Desirée Tinoco is the founder of the Missing People of Wyoming project and member of the Missing and Murdered Indigenous Task Force for the State of Wyoming.

She stopped by the Townsquare Media building for our most recent episode of Report to Wyoming.

Tinoco explains that she was a stay-at-home mom when she created "a digital milk-carton" for Wyoming's missing people four years ago.

Desirée Tonoco, photo taken by Kolby Fedore, Townsquare Media
Desirée Tinoco, photo taken by Kolby Fedore, Townsquare Media

Her Facebook group, which works with the Division of Criminal Investigations, was the first time the Cowboy State had a cohesive list of missing persons with daily updates on a social media platform for an easy-to-access place that the public could go to learn about cases in Wyoming.

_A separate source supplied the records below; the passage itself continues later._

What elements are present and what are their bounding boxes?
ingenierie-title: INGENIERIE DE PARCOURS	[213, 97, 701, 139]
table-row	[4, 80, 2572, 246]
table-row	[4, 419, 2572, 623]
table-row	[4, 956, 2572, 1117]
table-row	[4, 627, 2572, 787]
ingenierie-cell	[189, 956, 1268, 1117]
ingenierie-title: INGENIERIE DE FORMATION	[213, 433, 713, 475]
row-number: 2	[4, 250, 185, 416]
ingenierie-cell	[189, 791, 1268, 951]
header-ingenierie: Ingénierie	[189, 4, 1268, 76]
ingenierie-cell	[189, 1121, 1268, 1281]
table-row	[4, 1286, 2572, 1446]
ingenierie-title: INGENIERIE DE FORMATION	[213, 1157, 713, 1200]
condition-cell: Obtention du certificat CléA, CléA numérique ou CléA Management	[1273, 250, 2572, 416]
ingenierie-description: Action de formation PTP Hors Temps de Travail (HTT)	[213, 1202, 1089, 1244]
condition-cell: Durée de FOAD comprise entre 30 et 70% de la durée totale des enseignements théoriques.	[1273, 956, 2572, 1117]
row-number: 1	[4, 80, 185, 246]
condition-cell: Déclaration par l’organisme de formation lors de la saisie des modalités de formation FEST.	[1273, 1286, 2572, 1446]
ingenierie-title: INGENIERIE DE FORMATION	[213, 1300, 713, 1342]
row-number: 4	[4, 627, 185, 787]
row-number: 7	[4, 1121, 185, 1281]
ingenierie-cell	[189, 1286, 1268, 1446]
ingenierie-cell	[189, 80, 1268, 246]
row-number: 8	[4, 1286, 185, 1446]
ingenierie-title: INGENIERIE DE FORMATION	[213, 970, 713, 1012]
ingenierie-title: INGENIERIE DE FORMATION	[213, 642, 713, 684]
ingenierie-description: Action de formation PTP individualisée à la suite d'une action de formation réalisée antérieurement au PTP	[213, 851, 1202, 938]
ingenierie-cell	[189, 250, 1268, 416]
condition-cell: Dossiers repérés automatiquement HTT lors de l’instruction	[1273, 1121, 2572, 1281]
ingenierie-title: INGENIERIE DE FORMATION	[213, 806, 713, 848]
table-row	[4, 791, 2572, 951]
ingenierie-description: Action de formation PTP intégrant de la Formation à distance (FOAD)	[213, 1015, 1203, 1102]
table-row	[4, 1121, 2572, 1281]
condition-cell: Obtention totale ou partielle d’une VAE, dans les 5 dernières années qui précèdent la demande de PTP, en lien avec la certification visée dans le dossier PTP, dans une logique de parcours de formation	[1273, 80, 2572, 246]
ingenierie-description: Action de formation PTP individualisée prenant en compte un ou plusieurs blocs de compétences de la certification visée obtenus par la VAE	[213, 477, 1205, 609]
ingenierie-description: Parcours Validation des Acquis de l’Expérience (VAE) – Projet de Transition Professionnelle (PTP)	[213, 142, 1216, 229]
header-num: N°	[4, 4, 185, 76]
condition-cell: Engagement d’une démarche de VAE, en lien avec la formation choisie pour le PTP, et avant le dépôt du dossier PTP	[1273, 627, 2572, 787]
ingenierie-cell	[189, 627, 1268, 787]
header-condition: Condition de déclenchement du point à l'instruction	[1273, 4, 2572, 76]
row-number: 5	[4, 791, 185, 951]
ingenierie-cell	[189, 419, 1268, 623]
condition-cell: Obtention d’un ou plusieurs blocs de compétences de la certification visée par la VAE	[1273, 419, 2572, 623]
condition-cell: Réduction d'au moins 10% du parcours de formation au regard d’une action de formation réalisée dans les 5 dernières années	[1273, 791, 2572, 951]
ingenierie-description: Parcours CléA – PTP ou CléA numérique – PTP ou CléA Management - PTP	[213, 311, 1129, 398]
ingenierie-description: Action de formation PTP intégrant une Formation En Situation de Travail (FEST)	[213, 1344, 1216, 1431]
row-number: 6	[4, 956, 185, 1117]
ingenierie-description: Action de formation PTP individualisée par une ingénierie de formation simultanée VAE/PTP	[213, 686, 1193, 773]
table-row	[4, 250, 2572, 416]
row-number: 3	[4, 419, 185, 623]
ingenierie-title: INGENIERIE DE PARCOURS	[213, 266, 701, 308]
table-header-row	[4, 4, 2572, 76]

We talk about the overwhelming amount of Indigenous people that go missing in Wyoming along with runaways, people with mental illness, and people who have had issues with substance abuse in the past.

Tinoco initially began the project after two men went missing who "didn't live the most perfect lives." Not all cases get as much attention as others. Authorities, press, and the public didn't have the same sense of urgency in finding them as they might've for someone with a less checkered past.

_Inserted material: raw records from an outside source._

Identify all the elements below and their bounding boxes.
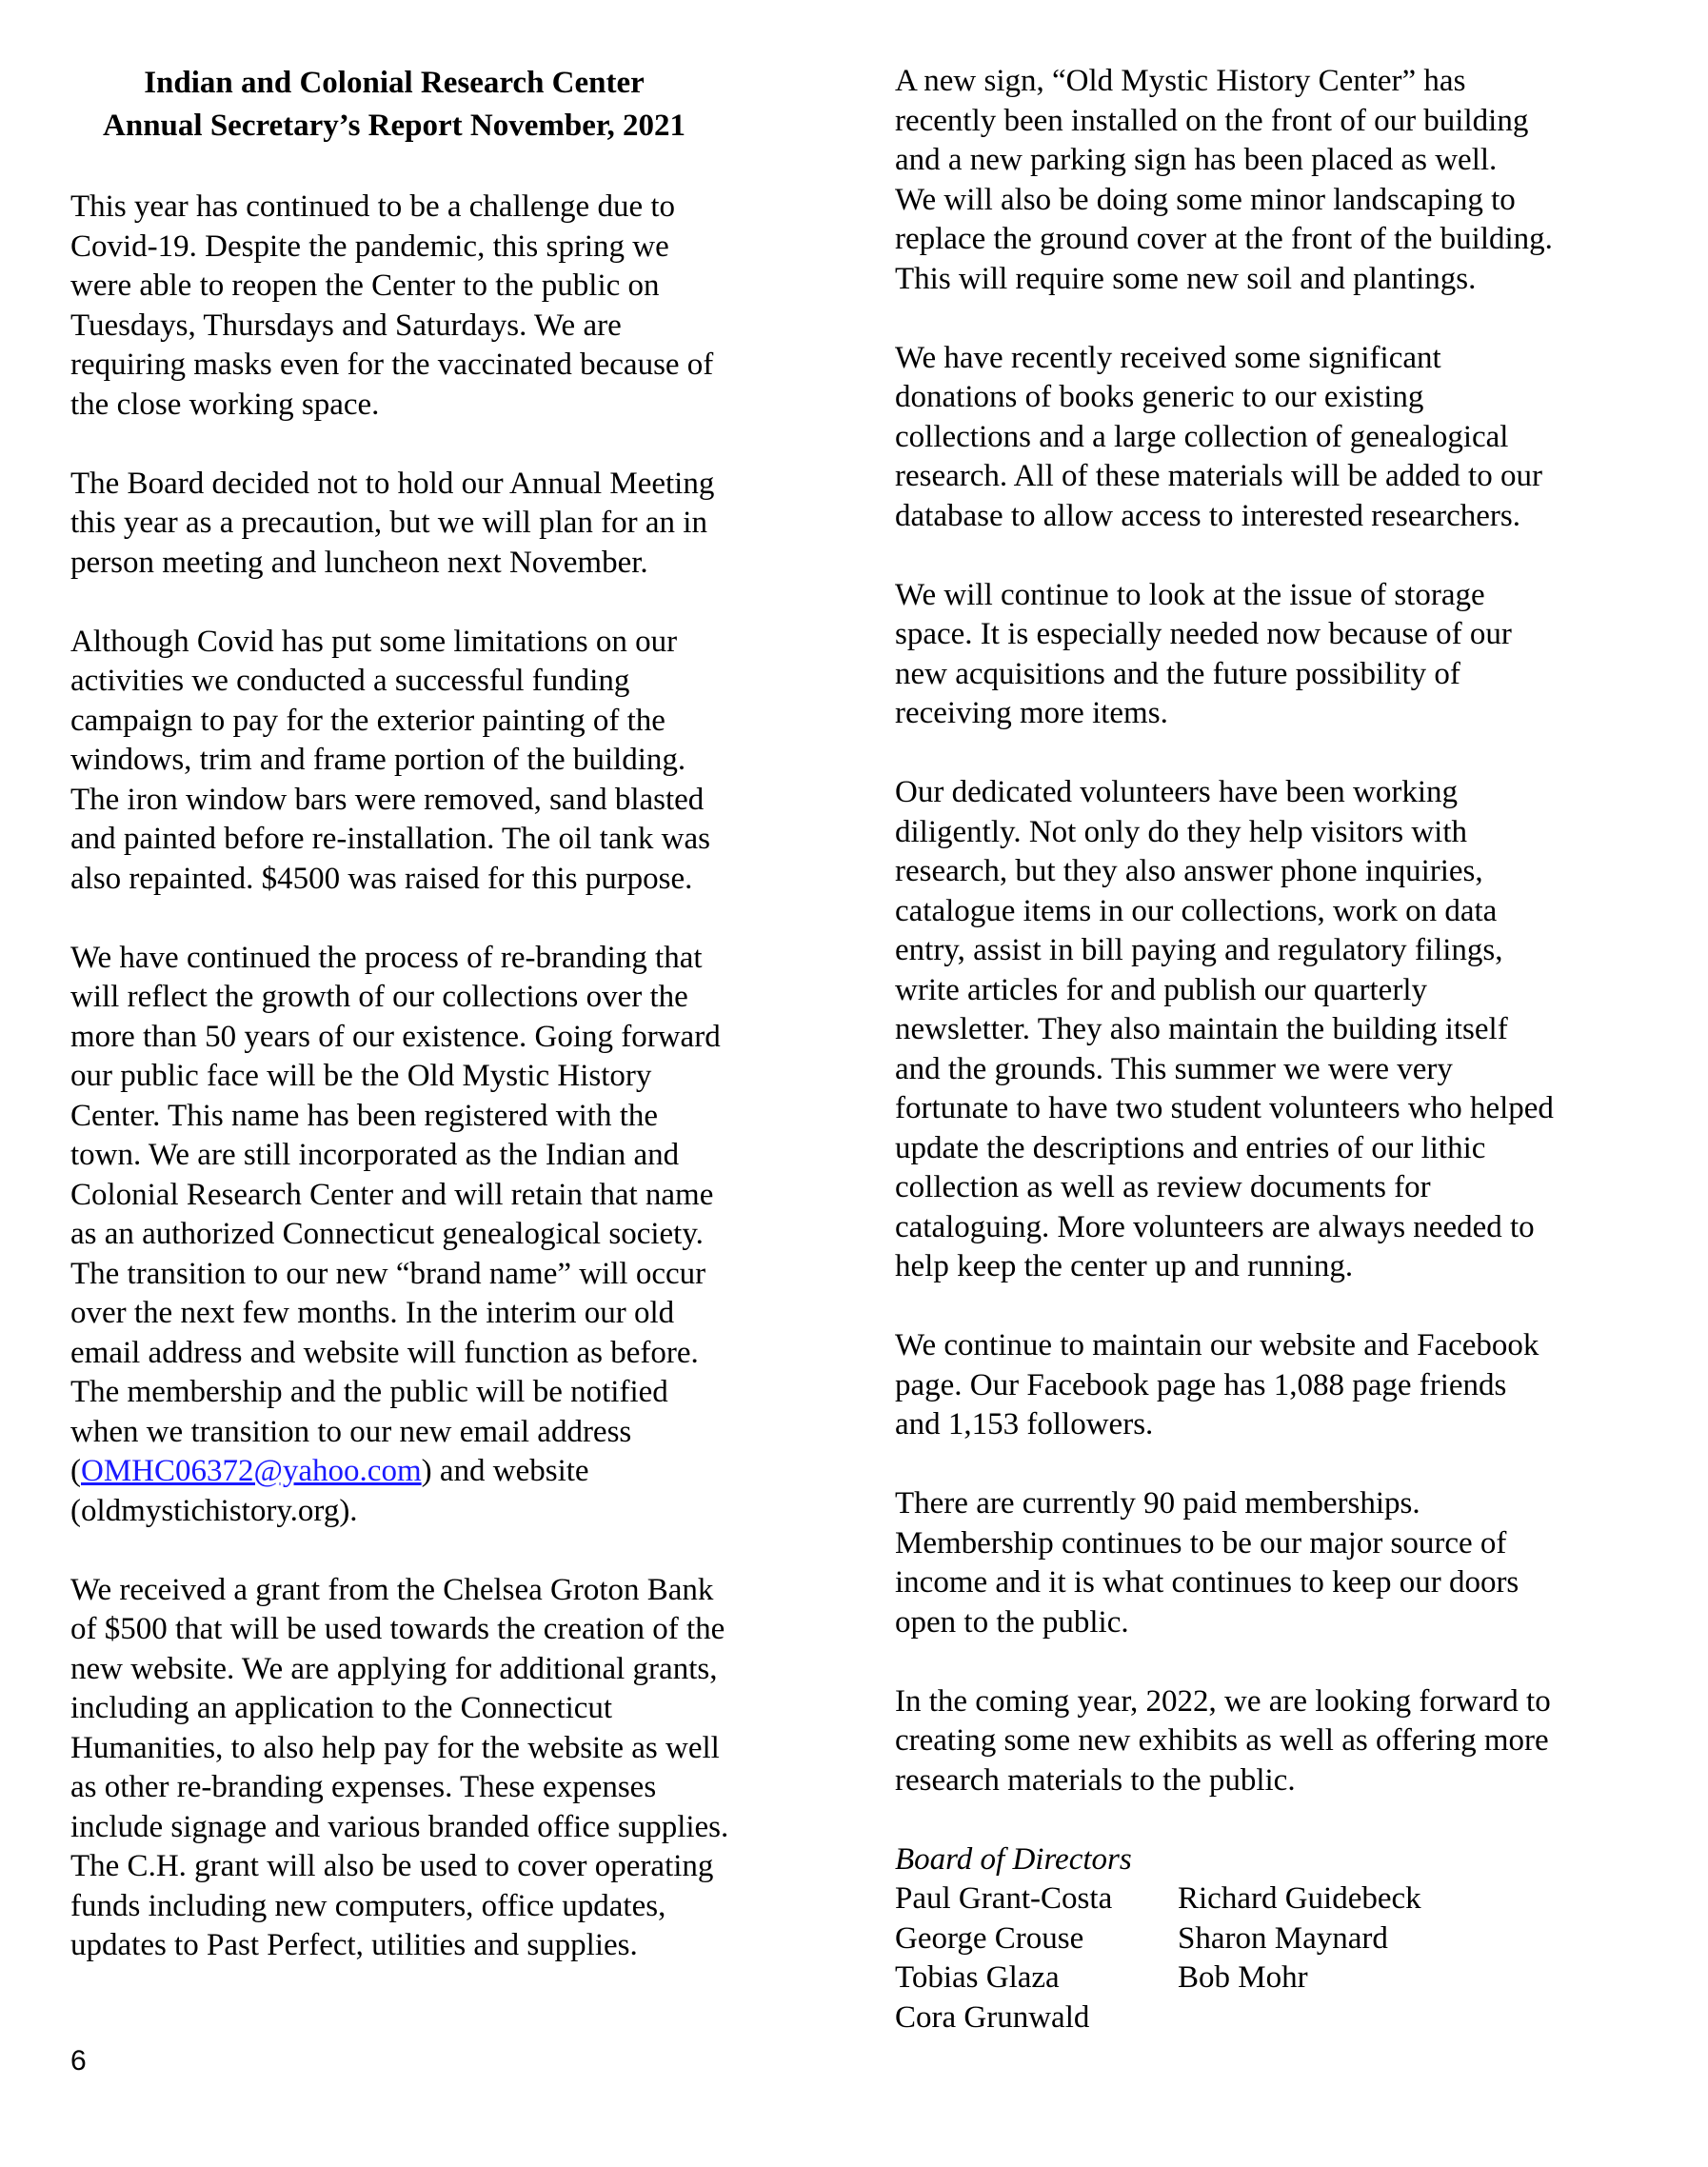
text-line: as an authorized Connecticut genealogical society. <box>70 1217 704 1251</box>
text-line: Humanities, to also help pay for the website as well <box>70 1730 720 1765</box>
text-line: person meeting and luncheon next November. <box>70 545 648 580</box>
board-of-directors <box>895 1840 1638 2038</box>
text-line: entry, assist in bill paying and regulatory filings, <box>895 933 1503 967</box>
text-line: Covid-19. Despite the pandemic, this spring we <box>70 229 669 264</box>
email-line <box>70 1452 794 1492</box>
rebranding-lines <box>70 939 794 1453</box>
text-line: also repainted. $4500 was raised for this purpose. <box>70 861 693 896</box>
text-line: We received a grant from the Chelsea Groton Bank <box>70 1572 714 1607</box>
text-line: windows, trim and frame portion of the building. <box>70 743 686 777</box>
paragraph-volunteers <box>895 773 1638 1287</box>
text-line: The transition to our new “brand name” will occur <box>70 1256 706 1291</box>
board-member: Bob Mohr <box>1178 1960 1308 1995</box>
text-line: updates to Past Perfect, utilities and supplies. <box>70 1928 638 1962</box>
paragraph-covid-reopening <box>70 188 794 425</box>
board-member: Paul Grant-Costa <box>895 1881 1113 1916</box>
text-line: Center. This name has been registered with the <box>70 1098 659 1133</box>
text-line: The iron window bars were removed, sand blasted <box>70 782 705 817</box>
report-title <box>70 62 718 148</box>
text-line: diligently. Not only do they help visitors with <box>895 814 1467 849</box>
text-line: email address and website will function as before. <box>70 1335 699 1370</box>
board-member: Tobias Glaza <box>895 1960 1060 1995</box>
text-line: research materials to the public. <box>895 1762 1296 1798</box>
text-line: In the coming year, 2022, we are looking forward to <box>895 1683 1551 1719</box>
text-line: recently been installed on the front of our building <box>895 103 1529 138</box>
text-line: We have recently received some significant <box>895 340 1441 375</box>
text-line: space. It is especially needed now because of our <box>895 617 1512 651</box>
board-member-list <box>895 1879 1638 2038</box>
text-line: We will continue to look at the issue of storage <box>895 577 1485 612</box>
text-line: and a new parking sign has been placed as well. <box>895 143 1498 177</box>
paragraph-donations <box>895 339 1638 537</box>
text-line: income and it is what continues to keep our doors <box>895 1565 1519 1600</box>
paragraph-memberships <box>895 1484 1638 1642</box>
text-line: This year has continued to be a challenge due to <box>70 189 676 224</box>
text-line: including an application to the Connecticut <box>70 1691 613 1725</box>
text-line: and painted before re-installation. The oil tank was <box>70 822 711 856</box>
text-line: will reflect the growth of our collections over the <box>70 980 688 1014</box>
paragraph-new-sign <box>895 62 1638 299</box>
text-line: open to the public. <box>895 1604 1129 1640</box>
text-line: research, but they also answer phone inquiries, <box>895 854 1483 888</box>
text-line: and 1,153 followers. <box>895 1407 1154 1441</box>
text-line: were able to reopen the Center to the public on <box>70 268 660 303</box>
paragraph-funding-campaign <box>70 623 794 900</box>
text-line: our public face will be the Old Mystic History <box>70 1059 652 1093</box>
board-heading: Board of Directors <box>895 1841 1132 1877</box>
text-line: Our dedicated volunteers have been working <box>895 775 1459 809</box>
text-line: creating some new exhibits as well as offering more <box>895 1723 1549 1758</box>
paragraph-storage <box>895 576 1638 734</box>
text-line: There are currently 90 paid memberships. <box>895 1486 1420 1521</box>
paragraph-annual-meeting <box>70 465 794 584</box>
text-line: We will also be doing some minor landscaping to <box>895 182 1516 217</box>
text-line: campaign to pay for the exterior painting of the <box>70 703 665 738</box>
text-line: activities we conducted a successful funding <box>70 664 630 698</box>
text-line: catalogue items in our collections, work on data <box>895 893 1498 928</box>
board-member: Richard Guidebeck <box>1178 1881 1421 1916</box>
board-member: Sharon Maynard <box>1178 1920 1388 1956</box>
email-open-paren: ( <box>70 1454 81 1488</box>
text-line: replace the ground cover at the front of the building. <box>895 222 1553 256</box>
left-column <box>70 62 794 1966</box>
page-number: 6 <box>70 2045 87 2077</box>
text-line: include signage and various branded office supplies. <box>70 1809 729 1844</box>
text-line: A new sign, “Old Mystic History Center” has <box>895 64 1466 98</box>
email-link[interactable]: OMHC06372@yahoo.com <box>81 1454 422 1488</box>
website-line: (oldmystichistory.org). <box>70 1493 358 1528</box>
text-line: Colonial Research Center and will retain that name <box>70 1177 714 1212</box>
paragraph-coming-year <box>895 1682 1638 1801</box>
text-line: The C.H. grant will also be used to cover operating <box>70 1849 714 1883</box>
text-line: We continue to maintain our website and Facebook <box>895 1328 1539 1362</box>
email-line-rest: ) and website <box>421 1454 589 1488</box>
text-line: as other re-branding expenses. These expenses <box>70 1770 657 1804</box>
text-line: collection as well as review documents for <box>895 1170 1431 1204</box>
text-line: The Board decided not to hold our Annual Meeting <box>70 466 715 501</box>
text-line: receiving more items. <box>895 696 1168 730</box>
text-line: This will require some new soil and plantings. <box>895 261 1477 296</box>
text-line: newsletter. They also maintain the building itself <box>895 1012 1508 1046</box>
text-line: this year as a precaution, but we will plan for an in <box>70 506 707 540</box>
text-line: collections and a large collection of genealogical <box>895 419 1509 454</box>
text-line: Although Covid has put some limitations on our <box>70 624 678 659</box>
text-line: when we transition to our new email address <box>70 1414 632 1449</box>
text-line: requiring masks even for the vaccinated because of <box>70 348 714 382</box>
paragraph-rebranding <box>70 939 794 1532</box>
text-line: the close working space. <box>70 387 380 422</box>
board-member: George Crouse <box>895 1920 1084 1956</box>
text-line: help keep the center up and running. <box>895 1249 1354 1283</box>
text-line: donations of books generic to our existing <box>895 380 1424 414</box>
text-line: funds including new computers, office updates, <box>70 1888 666 1923</box>
text-line: cataloguing. More volunteers are always needed to <box>895 1209 1535 1244</box>
text-line: more than 50 years of our existence. Going forward <box>70 1019 721 1054</box>
right-column <box>895 62 1638 2038</box>
text-line: of $500 that will be used towards the creation of the <box>70 1612 725 1646</box>
text-line: We have continued the process of re-branding that <box>70 940 703 975</box>
paragraph-grant <box>70 1571 794 1966</box>
text-line: research. All of these materials will be added to our <box>895 459 1542 493</box>
text-line: over the next few months. In the interim our old <box>70 1296 675 1330</box>
title-line-1: Indian and Colonial Research Center <box>144 66 645 100</box>
board-member: Cora Grunwald <box>895 1999 1090 2035</box>
text-line: The membership and the public will be notified <box>70 1375 668 1409</box>
text-line: new acquisitions and the future possibility of <box>895 656 1460 691</box>
text-line: new website. We are applying for additional grants, <box>70 1651 718 1686</box>
text-line: and the grounds. This summer we were very <box>895 1051 1453 1086</box>
title-line-2: Annual Secretary’s Report November, 2021 <box>103 109 685 143</box>
text-line: town. We are still incorporated as the Indian and <box>70 1138 680 1172</box>
text-line: Tuesdays, Thursdays and Saturdays. We are <box>70 308 622 343</box>
paragraph-website-facebook <box>895 1326 1638 1445</box>
text-line: Membership continues to be our major source of <box>895 1525 1507 1561</box>
board-member <box>1178 1998 1463 2038</box>
text-line: database to allow access to interested researchers. <box>895 498 1520 533</box>
text-line: page. Our Facebook page has 1,088 page friends <box>895 1367 1507 1402</box>
text-line: update the descriptions and entries of our lithic <box>895 1130 1486 1165</box>
text-line: write articles for and publish our quarterly <box>895 972 1427 1007</box>
text-line: fortunate to have two student volunteers who helped <box>895 1091 1554 1125</box>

One of the men's remains was discovered the following spring, but the second man has not yet been found.

Tinoco recalls being really upset by their cases. So she decided she wanted to do something to help.

"Wyoming is ranked seventh in the nation per capita for missing persons, and it's not just reservation lands, or indigenous people, it's also that it's so desolate of an area. We have man camps and lots of land and parks -- and it's not just tourists -- we forget we're in our own little world inside city limits, and you could live here your whole life without understanding what kind of danger you're putting yourself in and others when they go searching for you. Understanding like, you see some cool video on Youtube or TikTok and you want to go check it out, are you prepared?" states Tinoco.

The state of Wyoming is unique in the fact that it is so vast with large areas that are uninhabited.

"It's like finding a needle in a hay stack. It really is just miles and miles and acres and acres. And people forget how desolate it can be when you don't have cell service or your car acts up."

Hear the full conversation on our site here, or you can open in Spotify below.

Tinoco also been helping Renee Nelson in Cheyenne with her podcast: Unsolved Wyoming Cold Cases and Haunted Places, which she says has been awesome in providing another outlet for people to learn about missing people in Wyoming.